Roughly 140 years ago, Peter Taft—half brother to a future U.S. president—was shut away in the Cincinnati Sanitarium. The exact reason for his institutionalization remains unclear to this day, but readers do know that his time in the asylum was intensely stressful. His sense of isolation was acute, and whatever treatments he received did little to assuage his pain. Readers know all this from Taft’s letters, which are lovingly reproduced by his great-granddaughter as found poems and which serve as the core of this moving, masterful tour de force. Taft is a poet in spite of himself—or perhaps in spite of his circumstances—and his missives read like poignant verse. The most affecting is, aptly, the title poem, which opens: “Dear Father, / I am alone this evening as every, / alone. An artist of imperfect / mind is endeavoring to extract / harmonious discords out of a cracked / piano just at my left. Life here / is of the plainest, I might say, / of the hardest kind.” Stever (The Lunatic Ball, 2015, etc.) is mainly reproducing the work of her ancestor here, but it’s a wonder what a few deftly placed line breaks can do for emphasis.

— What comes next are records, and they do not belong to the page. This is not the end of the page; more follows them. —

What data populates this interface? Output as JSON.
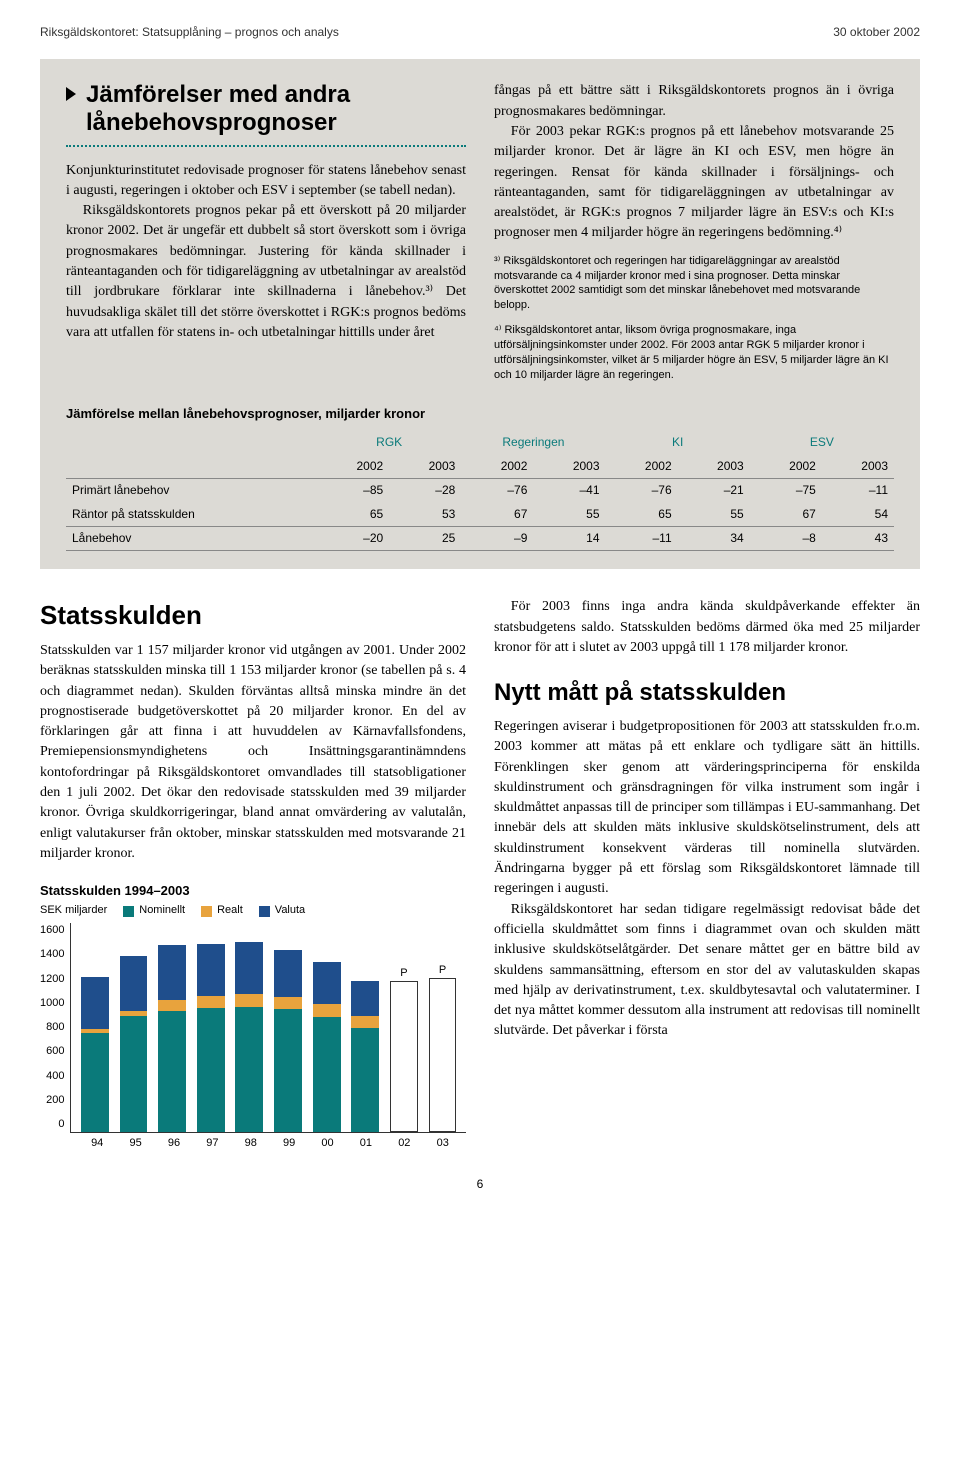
{
  "header": {
    "left": "Riksgäldskontoret: Statsupplåning – prognos och analys",
    "right": "30 oktober 2002"
  },
  "section1": {
    "title": "Jämförelser med andra lånebehovsprognoser",
    "left_pars": [
      "Konjunkturinstitutet redovisade prognoser för statens lånebehov senast i augusti, regeringen i oktober och ESV i september (se tabell nedan).",
      "Riksgäldskontorets prognos pekar på ett överskott på 20 miljarder kronor 2002. Det är ungefär ett dubbelt så stort överskott som i övriga prognosmakares bedömningar. Justering för kända skillnader i ränteantaganden och för tidigareläggning av utbetalningar av arealstöd till jordbrukare förklarar inte skillnaderna i lånebehov.³⁾ Det huvudsakliga skälet till det större överskottet i RGK:s prognos bedöms vara att utfallen för statens in- och utbetalningar hittills under året"
    ],
    "right_pars": [
      "fångas på ett bättre sätt i Riksgäldskontorets prognos än i övriga prognosmakares bedömningar.",
      "För 2003 pekar RGK:s prognos på ett lånebehov motsvarande 25 miljarder kronor. Det är lägre än KI och ESV, men högre än regeringen. Rensat för kända skillnader i försäljnings- och ränteantaganden, samt för tidigareläggningen av utbetalningar av arealstödet, är RGK:s prognos 7 miljarder lägre än ESV:s och KI:s prognoser men 4 miljarder högre än regeringens bedömning.⁴⁾"
    ],
    "footnote3": "³⁾ Riksgäldskontoret och regeringen har tidigareläggningar av arealstöd motsvarande ca 4 miljarder kronor med i sina prognoser. Detta minskar överskottet 2002 samtidigt som det minskar lånebehovet med motsvarande belopp.",
    "footnote4": "⁴⁾ Riksgäldskontoret antar, liksom övriga prognosmakare, inga utförsäljningsinkomster under 2002. För 2003 antar RGK 5 miljarder kronor i utförsäljningsinkomster, vilket är 5 miljarder högre än ESV, 5 miljarder lägre än KI och 10 miljarder lägre än regeringen."
  },
  "table": {
    "title": "Jämförelse mellan lånebehovsprognoser, miljarder kronor",
    "groups": [
      "RGK",
      "Regeringen",
      "KI",
      "ESV"
    ],
    "years": [
      "2002",
      "2003",
      "2002",
      "2003",
      "2002",
      "2003",
      "2002",
      "2003"
    ],
    "rows": [
      {
        "label": "Primärt lånebehov",
        "vals": [
          "–85",
          "–28",
          "–76",
          "–41",
          "–76",
          "–21",
          "–75",
          "–11"
        ]
      },
      {
        "label": "Räntor på statsskulden",
        "vals": [
          "65",
          "53",
          "67",
          "55",
          "65",
          "55",
          "67",
          "54"
        ]
      },
      {
        "label": "Lånebehov",
        "vals": [
          "–20",
          "25",
          "–9",
          "14",
          "–11",
          "34",
          "–8",
          "43"
        ]
      }
    ]
  },
  "statsskulden": {
    "title": "Statsskulden",
    "pars": [
      "Statsskulden var 1 157 miljarder kronor vid utgången av 2001. Under 2002 beräknas statsskulden minska till 1 153 miljarder kronor (se tabellen på s. 4 och diagrammet nedan). Skulden förväntas alltså minska mindre än det prognostiserade budgetöverskottet på 20 miljarder kronor. En del av förklaringen går att finna i att huvuddelen av Kärnavfallsfondens, Premiepensionsmyndighetens och Insättningsgarantinämndens kontofordringar på Riksgäldskontoret omvandlades till statsobligationer den 1 juli 2002. Det ökar den redovisade statsskulden med 39 miljarder kronor. Övriga skuldkorrigeringar, bland annat omvärdering av valutalån, enligt valutakurser från oktober, minskar statsskulden med motsvarande 21 miljarder kronor."
    ]
  },
  "right_lower": {
    "intro": "För 2003 finns inga andra kända skuldpåverkande effekter än statsbudgetens saldo. Statsskulden bedöms därmed öka med 25 miljarder kronor för att i slutet av 2003 uppgå till 1 178 miljarder kronor.",
    "sub_title": "Nytt mått på statsskulden",
    "pars": [
      "Regeringen aviserar i budgetpropositionen för 2003 att statsskulden fr.o.m. 2003 kommer att mätas på ett enklare och tydligare sätt än hittills. Förenklingen sker genom att värderingsprinciperna för enskilda skuldinstrument och gränsdragningen för vilka instrument som ingår i skuldmåttet anpassas till de principer som tillämpas i EU-sammanhang. Det innebär dels att skulden mäts inklusive skuldskötselinstrument, dels att skuldinstrument konsekvent värderas till nominella slutvärden. Ändringarna bygger på ett förslag som Riksgäldskontoret lämnade till regeringen i augusti.",
      "Riksgäldskontoret har sedan tidigare regelmässigt redovisat både det officiella skuldmåttet som finns i diagrammet ovan och skulden mätt inklusive skuldskötselåtgärder. Det senare måttet ger en bättre bild av skuldens sammansättning, eftersom en stor del av valutaskulden skapas med hjälp av derivatinstrument, t.ex. skuldbytesavtal och valutaterminer. I det nya måttet kommer dessutom alla instrument att redovisas till nominellt slutvärde. Det påverkar i första"
    ]
  },
  "chart": {
    "title": "Statsskulden 1994–2003",
    "y_label": "SEK miljarder",
    "legend": [
      {
        "label": "Nominellt",
        "color": "#0a7a7a"
      },
      {
        "label": "Realt",
        "color": "#e8a33d"
      },
      {
        "label": "Valuta",
        "color": "#1f4e8c"
      }
    ],
    "y_ticks": [
      "1600",
      "1400",
      "1200",
      "1000",
      "800",
      "600",
      "400",
      "200",
      "0"
    ],
    "y_max": 1600,
    "x_labels": [
      "94",
      "95",
      "96",
      "97",
      "98",
      "99",
      "00",
      "01",
      "02",
      "03"
    ],
    "series_colors": {
      "nominellt": "#0a7a7a",
      "realt": "#e8a33d",
      "valuta": "#1f4e8c"
    },
    "bars": [
      {
        "nominellt": 760,
        "realt": 30,
        "valuta": 400,
        "outline": false
      },
      {
        "nominellt": 890,
        "realt": 40,
        "valuta": 420,
        "outline": false
      },
      {
        "nominellt": 930,
        "realt": 80,
        "valuta": 420,
        "outline": false
      },
      {
        "nominellt": 950,
        "realt": 90,
        "valuta": 400,
        "outline": false
      },
      {
        "nominellt": 960,
        "realt": 95,
        "valuta": 400,
        "outline": false
      },
      {
        "nominellt": 940,
        "realt": 95,
        "valuta": 360,
        "outline": false
      },
      {
        "nominellt": 880,
        "realt": 100,
        "valuta": 320,
        "outline": false
      },
      {
        "nominellt": 800,
        "realt": 90,
        "valuta": 270,
        "outline": false
      },
      {
        "nominellt": 0,
        "realt": 0,
        "valuta": 0,
        "outline": true,
        "total": 1153,
        "p": "P"
      },
      {
        "nominellt": 0,
        "realt": 0,
        "valuta": 0,
        "outline": true,
        "total": 1178,
        "p": "P"
      }
    ]
  },
  "page_number": "6"
}
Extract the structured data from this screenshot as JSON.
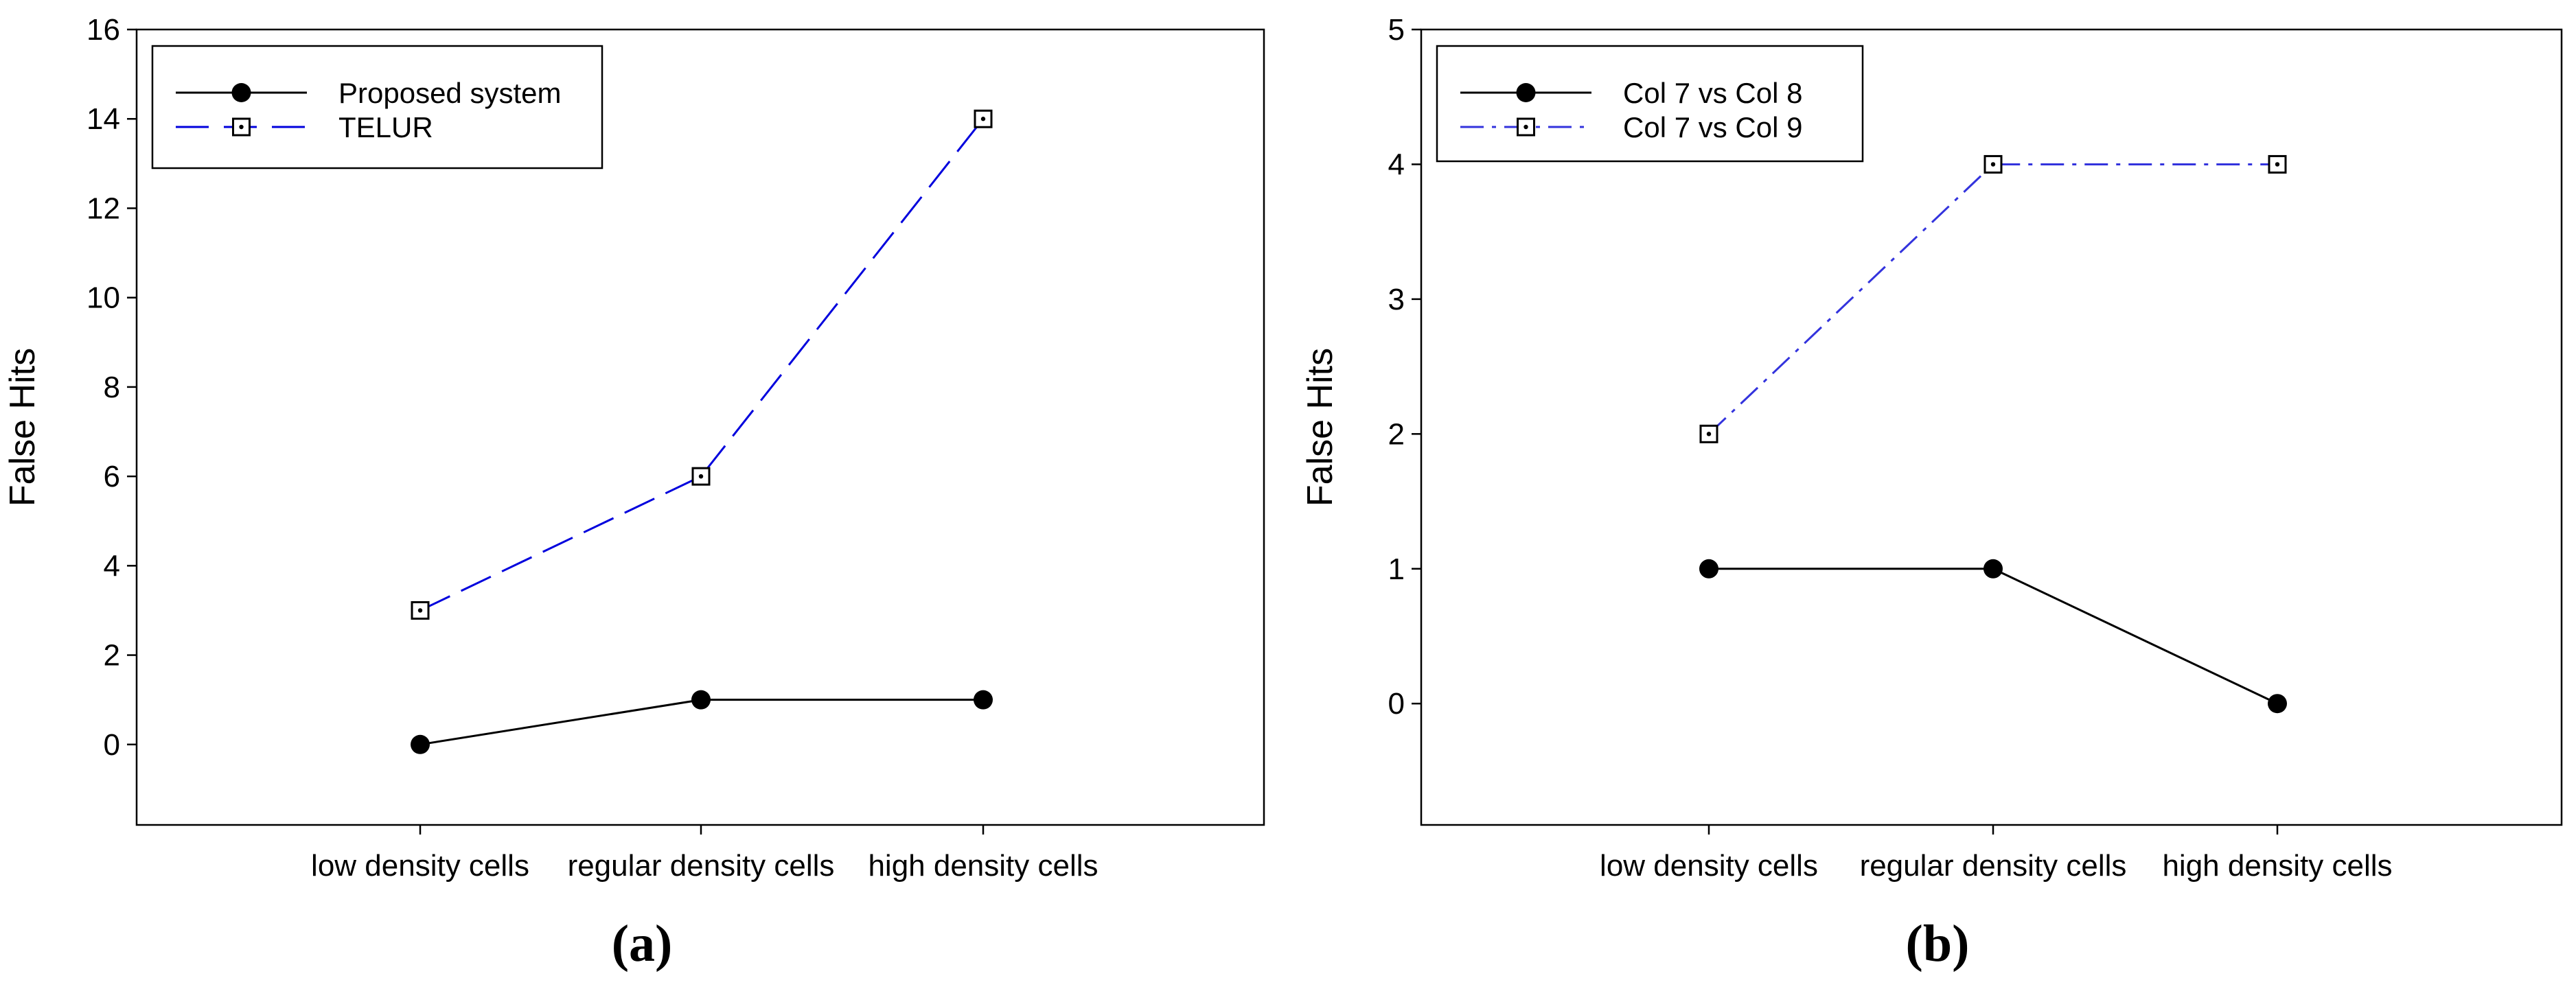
{
  "chart_data": [
    {
      "type": "line",
      "panel_label": "(a)",
      "categories": [
        "low density cells",
        "regular density cells",
        "high density cells"
      ],
      "ylabel": "False Hits",
      "xlabel": "",
      "ylim": [
        -1.8,
        16
      ],
      "yticks": [
        0,
        2,
        4,
        6,
        8,
        10,
        12,
        14,
        16
      ],
      "legend_position": "top-left",
      "series": [
        {
          "name": "Proposed system",
          "values": [
            0,
            1,
            1
          ],
          "color": "#000000",
          "marker": "filled-circle",
          "line_style": "solid"
        },
        {
          "name": "TELUR",
          "values": [
            3,
            6,
            14
          ],
          "color": "#0000dd",
          "marker": "dotted-square",
          "line_style": "dashed"
        }
      ]
    },
    {
      "type": "line",
      "panel_label": "(b)",
      "categories": [
        "low density cells",
        "regular density cells",
        "high density cells"
      ],
      "ylabel": "False Hits",
      "xlabel": "",
      "ylim": [
        -0.9,
        5
      ],
      "yticks": [
        0,
        1,
        2,
        3,
        4,
        5
      ],
      "legend_position": "top-left",
      "series": [
        {
          "name": "Col 7 vs Col 8",
          "values": [
            1,
            1,
            0
          ],
          "color": "#000000",
          "marker": "filled-circle",
          "line_style": "solid"
        },
        {
          "name": "Col 7 vs Col 9",
          "values": [
            2,
            4,
            4
          ],
          "color": "#3333dd",
          "marker": "dotted-square",
          "line_style": "dashdot"
        }
      ]
    }
  ]
}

Taft’s letters are the foundation of this elegantly rendered book, but Stever angles away from them in a variety of dazzling and unexpected ways. Some tropes repeat: human cruelty, the distance between madness and genius, motherhood, the uniqueness of Ohio. Several poems seem to be one-offs, though no less valuable because their concerns are tangential to those of the other pieces. “Raven’s Rock,” about three ghosts that haunt the countryside near Sleepy Hollow, New York, features the following: “What is a raven but a bird, a ghost / but a raven bird, and the ghosts of three women / ravenous, waiting at Raven’s Rock / for a single man to pass by.” Stever’s kneading of the single word “raven”—which morphs from noun to adjective to proper noun while hiding in “ravenous”—is an act of faith and skill few rookie poets could pull off. But Stever is anything but a novice; she is a virtuoso, and it’s a joy to see her perform.
A seasoned poet working at the peak of her craft.